Hunting provides most of the money to restore bighorns and their habitat. Every year the Wild Sheep Foundation and Dallas Safari Club auction permits to hunt wild bighorn sheep in Texas, which sell for $70,000 to $115,000 per permit. Money raised goes to support research and habitat management for Texas bighorn restoration.
The last two years Texas has issued 16 sheep hunting permits annually. Permits depend on annual population surveys and are issued for state and private lands where harvestable rams are observed. A harvestable ram is an older, 7-to-12 year old male that has “done his thing” and is deemed surplus to the population. Through this system, TPWD typically receives 20-to-25 percent of sheep permits for public hunts on the Black Gap, Elephant Mt. and Sierra Diablo WMAs, with private landowners receiving the remaining permits.
TPWD also offers a chance for anyone to hunt bighorns through the Texas Grand Slam in the agency’s Big Time Texas Hunts program, which sells $10 entries for random drawings to award “dream hunts.” The grand slam winner gets guided hunts for all four of the state’s top big game animals, including bighorn sheep.

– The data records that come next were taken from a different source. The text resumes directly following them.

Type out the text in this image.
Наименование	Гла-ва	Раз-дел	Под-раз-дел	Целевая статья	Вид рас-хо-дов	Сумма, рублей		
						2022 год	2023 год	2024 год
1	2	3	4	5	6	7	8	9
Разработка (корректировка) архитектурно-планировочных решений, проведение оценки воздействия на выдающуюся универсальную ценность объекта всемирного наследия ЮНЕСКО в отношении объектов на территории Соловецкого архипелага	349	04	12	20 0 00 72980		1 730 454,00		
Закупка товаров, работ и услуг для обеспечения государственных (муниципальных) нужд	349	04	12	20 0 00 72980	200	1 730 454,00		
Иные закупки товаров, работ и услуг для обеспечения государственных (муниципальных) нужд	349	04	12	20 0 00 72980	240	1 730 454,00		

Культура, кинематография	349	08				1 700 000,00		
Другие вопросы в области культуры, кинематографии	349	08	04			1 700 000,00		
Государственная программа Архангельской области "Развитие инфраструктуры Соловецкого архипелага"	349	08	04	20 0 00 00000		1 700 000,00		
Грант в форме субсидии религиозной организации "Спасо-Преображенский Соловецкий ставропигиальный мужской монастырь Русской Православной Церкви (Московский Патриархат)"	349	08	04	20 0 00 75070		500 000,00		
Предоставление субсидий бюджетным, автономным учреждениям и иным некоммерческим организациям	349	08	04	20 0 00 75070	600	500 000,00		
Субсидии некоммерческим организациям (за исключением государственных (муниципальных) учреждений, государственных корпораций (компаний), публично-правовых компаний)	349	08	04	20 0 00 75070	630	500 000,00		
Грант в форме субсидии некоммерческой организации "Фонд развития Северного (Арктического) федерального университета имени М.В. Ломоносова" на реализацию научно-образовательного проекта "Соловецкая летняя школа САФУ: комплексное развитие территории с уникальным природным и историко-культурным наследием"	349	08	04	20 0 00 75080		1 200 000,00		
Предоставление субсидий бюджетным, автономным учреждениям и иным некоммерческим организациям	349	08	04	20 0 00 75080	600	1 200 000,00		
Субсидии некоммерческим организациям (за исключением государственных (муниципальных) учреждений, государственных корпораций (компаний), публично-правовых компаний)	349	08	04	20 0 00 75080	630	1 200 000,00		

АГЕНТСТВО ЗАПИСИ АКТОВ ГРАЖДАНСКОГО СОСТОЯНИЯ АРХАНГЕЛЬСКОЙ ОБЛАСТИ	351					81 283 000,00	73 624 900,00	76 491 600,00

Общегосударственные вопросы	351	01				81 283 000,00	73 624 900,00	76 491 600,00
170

Besides its importance for natural and cultural resource conservation, Big Bend Ranch State Park is a premier adventure travel destination. In recent years, the park has opened more than 200 miles of new or newly accessible jeep roads and hike and bike trails, plus 50 new backcountry campsites in remote scenic areas, opening up large new areas of the 360,000-acre park that visitors could not access easily before. Among other attractions, Texas’s largest state park is becoming international known for mountain biking.
In October, the International Mountain Biking Association designated the Fresno-Sauceda Loop Trail at Big Bend Ranch an “Epic” ride. IMBA has designated fewer than 50 Epic rides in the U.S. and Canada. The Big Bend Ranch ride is the only mountain-bike ride designated as Epic in Texas, and one of only two in the southwestern U.S.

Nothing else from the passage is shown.